Art. 126.
(Legge 26 giugno 1990, n. 162, art. 31)
Accompagnamento del tossicodipendente in affidamento
1. Durante il periodo di affidamento di cui all'ar. 94 e all'art.
4-sexies del decreto-legge 22 aprile 1985, n. 144, convertito, con
modificazioni, dalla legge 21 giugno 1985, n. 297, il responsabile
della comunita' puo' accompagnare o far accompagnare da persona di
sua fiducia il tossicodipendente fuori della comunita' in casi di
necessita' o di urgenza dipendenti da ragioni di assistenza sanitaria
o da gravi motivi familiari dandone immediata comunicazione
all'autorita' giudiziaria.
Nota all'art. 126:
- Il testo dell'art. 4-sexies del D.L. 144/1985 e' il
seguente:
"Art. 4-sexies. - 1. Nel concedere la liberta' nei casi
in cui e' consentita, se l'imputato e' persona
tossicodipendente o alcooldipendente che stia eseguendo
un'attivita' di recupero sulla base di un programma
terapeutico concordato fra il soggetto e le strutture di
cui all'art. 1- bis, l'autorita' giudiziaria va'luta, oltre
alla circostanze indicate nel terzo comma dell'art. 277 del
codice di procedura penale) (vedi ora l'art. 299 del nuovo
codice di procedura penale, approvato con D.P.R. n.

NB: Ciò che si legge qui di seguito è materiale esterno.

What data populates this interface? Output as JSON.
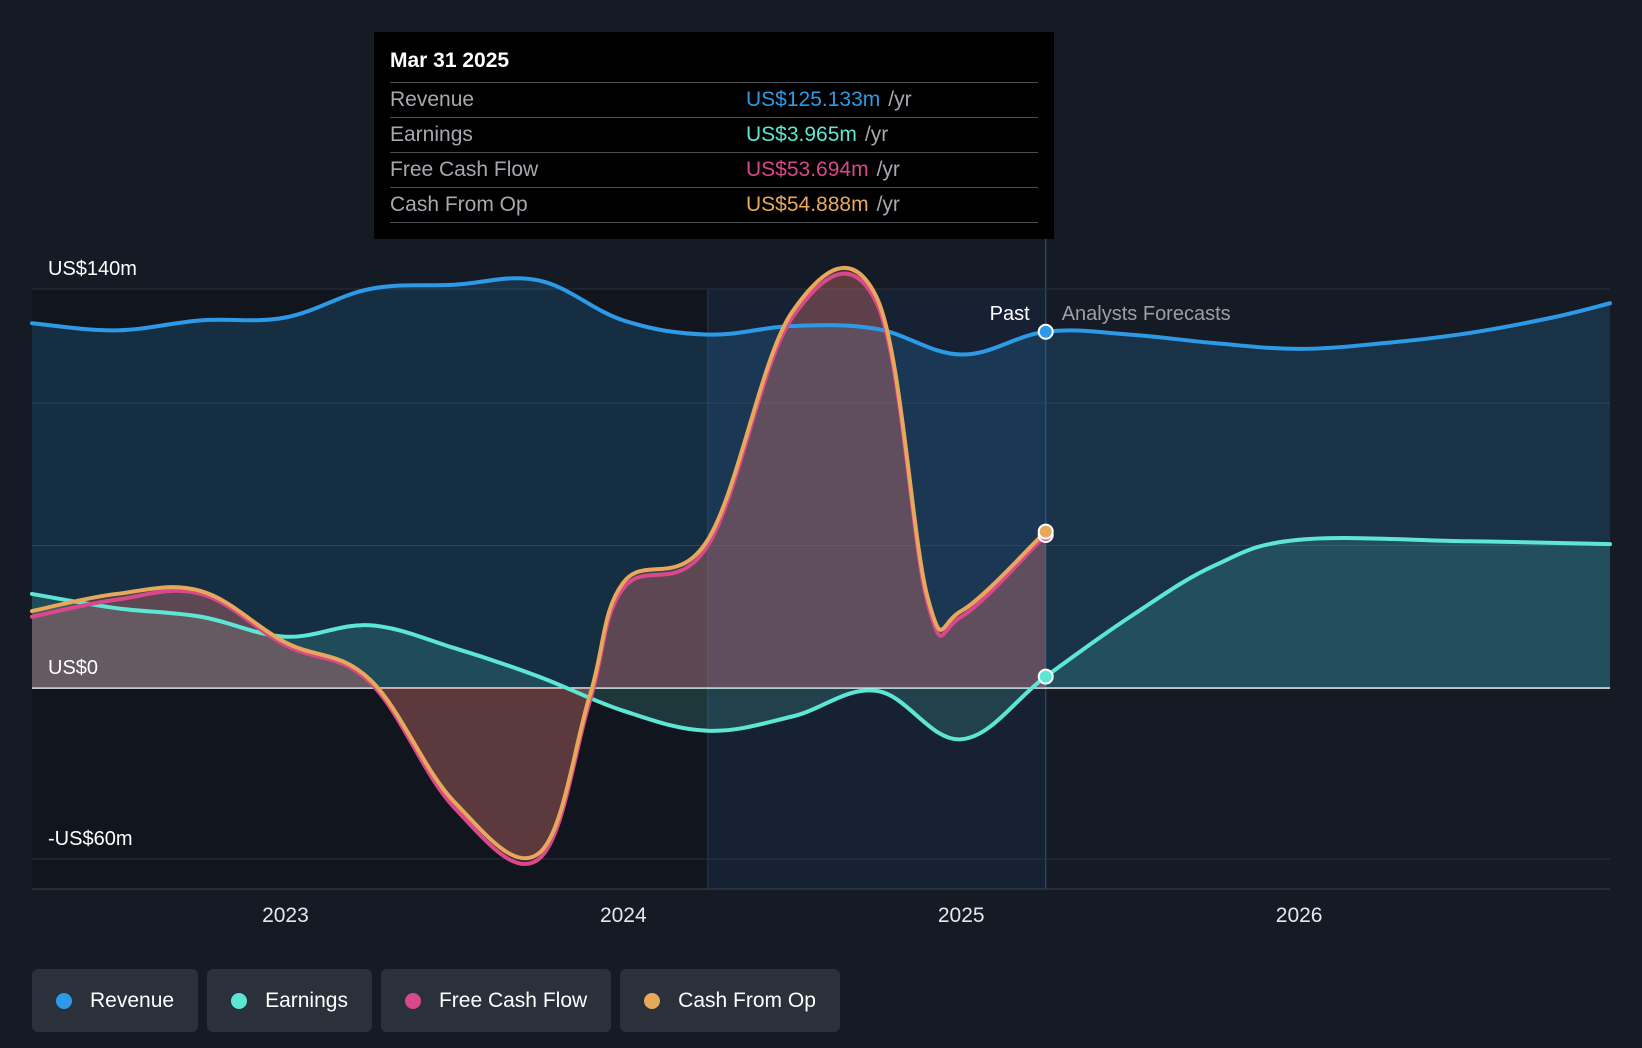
{
  "tooltip": {
    "date": "Mar 31 2025",
    "rows": [
      {
        "name": "Revenue",
        "value": "US$125.133m",
        "unit": "/yr",
        "color": "#2d9ae8"
      },
      {
        "name": "Earnings",
        "value": "US$3.965m",
        "unit": "/yr",
        "color": "#5ee6d4"
      },
      {
        "name": "Free Cash Flow",
        "value": "US$53.694m",
        "unit": "/yr",
        "color": "#d8488a"
      },
      {
        "name": "Cash From Op",
        "value": "US$54.888m",
        "unit": "/yr",
        "color": "#e8a85c"
      }
    ]
  },
  "labels": {
    "past": "Past",
    "forecast": "Analysts Forecasts"
  },
  "legend": [
    {
      "name": "Revenue",
      "color": "#2d9ae8"
    },
    {
      "name": "Earnings",
      "color": "#5ee6d4"
    },
    {
      "name": "Free Cash Flow",
      "color": "#d8488a"
    },
    {
      "name": "Cash From Op",
      "color": "#e8a85c"
    }
  ],
  "chart_data": {
    "type": "line",
    "title": "",
    "xlabel": "",
    "ylabel": "",
    "ylim": [
      -60,
      140
    ],
    "xlim": [
      2022.25,
      2026.92
    ],
    "y_ticks": [
      {
        "value": 140,
        "label": "US$140m"
      },
      {
        "value": 0,
        "label": "US$0"
      },
      {
        "value": -60,
        "label": "-US$60m"
      }
    ],
    "x_ticks": [
      {
        "value": 2023.0,
        "label": "2023"
      },
      {
        "value": 2024.0,
        "label": "2024"
      },
      {
        "value": 2025.0,
        "label": "2025"
      },
      {
        "value": 2026.0,
        "label": "2026"
      }
    ],
    "past_end": 2025.25,
    "highlight_start": 2024.25,
    "series": [
      {
        "name": "Revenue",
        "color": "#2d9ae8",
        "x": [
          2022.25,
          2022.5,
          2022.75,
          2023.0,
          2023.25,
          2023.5,
          2023.75,
          2024.0,
          2024.25,
          2024.5,
          2024.75,
          2025.0,
          2025.25,
          2025.5,
          2025.75,
          2026.0,
          2026.25,
          2026.5,
          2026.75,
          2026.92
        ],
        "y": [
          128,
          125.5,
          129,
          130,
          140,
          141.5,
          143,
          129,
          124,
          127,
          126,
          117,
          125,
          124,
          121,
          119,
          121,
          124.5,
          130,
          135
        ]
      },
      {
        "name": "Earnings",
        "color": "#5ee6d4",
        "x": [
          2022.25,
          2022.5,
          2022.75,
          2023.0,
          2023.25,
          2023.5,
          2023.75,
          2024.0,
          2024.25,
          2024.5,
          2024.75,
          2025.0,
          2025.25,
          2025.5,
          2025.75,
          2026.0,
          2026.5,
          2026.92
        ],
        "y": [
          33,
          28,
          25,
          18,
          22,
          14,
          4,
          -8,
          -15,
          -10,
          -1,
          -18,
          4,
          25,
          43,
          52,
          51.5,
          50.5
        ]
      },
      {
        "name": "Free Cash Flow",
        "color": "#d8488a",
        "x": [
          2022.25,
          2022.5,
          2022.75,
          2023.0,
          2023.25,
          2023.5,
          2023.75,
          2023.9,
          2024.0,
          2024.25,
          2024.5,
          2024.75,
          2024.9,
          2025.0,
          2025.25
        ],
        "y": [
          25,
          31,
          33,
          15,
          2,
          -42,
          -60,
          -5,
          35,
          50,
          130,
          135,
          30,
          25,
          53.694
        ]
      },
      {
        "name": "Cash From Op",
        "color": "#e8a85c",
        "x": [
          2022.25,
          2022.5,
          2022.75,
          2023.0,
          2023.25,
          2023.5,
          2023.75,
          2023.9,
          2024.0,
          2024.25,
          2024.5,
          2024.75,
          2024.9,
          2025.0,
          2025.25
        ],
        "y": [
          27,
          33,
          34,
          16,
          3,
          -40,
          -58,
          -3,
          37,
          52,
          132,
          137,
          32,
          27,
          54.888
        ]
      }
    ]
  }
}
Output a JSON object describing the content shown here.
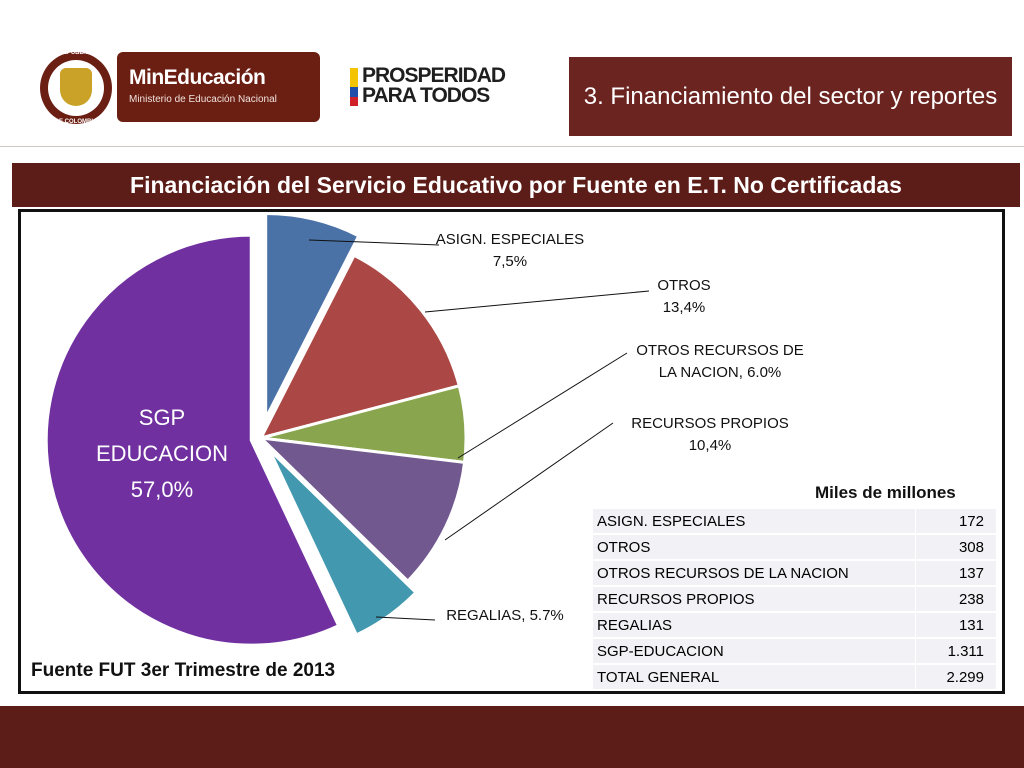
{
  "header": {
    "seal_top_text": "REPÚBLICA",
    "seal_bottom_text": "DE COLOMBIA",
    "ministry_title": "MinEducación",
    "ministry_subtitle": "Ministerio de Educación Nacional",
    "prosperity_line1": "PROSPERIDAD",
    "prosperity_line2": "PARA TODOS",
    "section_title": "3. Financiamiento del sector y reportes"
  },
  "banner_title": "Financiación del Servicio Educativo por Fuente en E.T. No Certificadas",
  "chart_data": {
    "type": "pie",
    "slices": [
      {
        "name": "ASIGN. ESPECIALES",
        "label": "ASIGN. ESPECIALES",
        "pct_label": "7,5%",
        "value": 7.5,
        "color": "#4a72a6"
      },
      {
        "name": "OTROS",
        "label": "OTROS",
        "pct_label": "13,4%",
        "value": 13.4,
        "color": "#ab4744"
      },
      {
        "name": "OTROS RECURSOS DE LA NACION",
        "label": "OTROS RECURSOS DE",
        "label2": "LA NACION, 6.0%",
        "value": 6.0,
        "color": "#89a54e"
      },
      {
        "name": "RECURSOS PROPIOS",
        "label": "RECURSOS PROPIOS",
        "pct_label": "10,4%",
        "value": 10.4,
        "color": "#71588f"
      },
      {
        "name": "REGALIAS",
        "label": "REGALIAS, 5.7%",
        "value": 5.7,
        "color": "#4198af"
      },
      {
        "name": "SGP EDUCACION",
        "label": "SGP",
        "label2": "EDUCACION",
        "pct_label": "57,0%",
        "value": 57.0,
        "color": "#7030a0"
      }
    ]
  },
  "table": {
    "unit_label": "Miles de millones",
    "rows": [
      {
        "label": "ASIGN. ESPECIALES",
        "value": "172"
      },
      {
        "label": "OTROS",
        "value": "308"
      },
      {
        "label": "OTROS RECURSOS DE LA NACION",
        "value": "137"
      },
      {
        "label": "RECURSOS PROPIOS",
        "value": "238"
      },
      {
        "label": "REGALIAS",
        "value": "131"
      },
      {
        "label": "SGP-EDUCACION",
        "value": "1.311"
      },
      {
        "label": "TOTAL GENERAL",
        "value": "2.299"
      }
    ]
  },
  "source_note": "Fuente FUT 3er Trimestre de 2013"
}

447/1988, n.d.r.), anche la possibilita' che il programma
terapeutico possa piu' utilmente proseguire con l'imputato
in stato di liberta'.
2. Le disposizioni del comma precedente si applicano
anche quando il programma terapeutico, iniziato nello stato
di liberta', sia stato interrotto dall'esecuzione
dell'ordine o del mandato di cattura.
3. L'autorita' giudiziaria, con il provvedimento con il
quale concede la liberta' provvisoria, stabilisce i
controlli per accertare che il tossicodipendente o
l'acooldipendente prosegua il programma di recupero".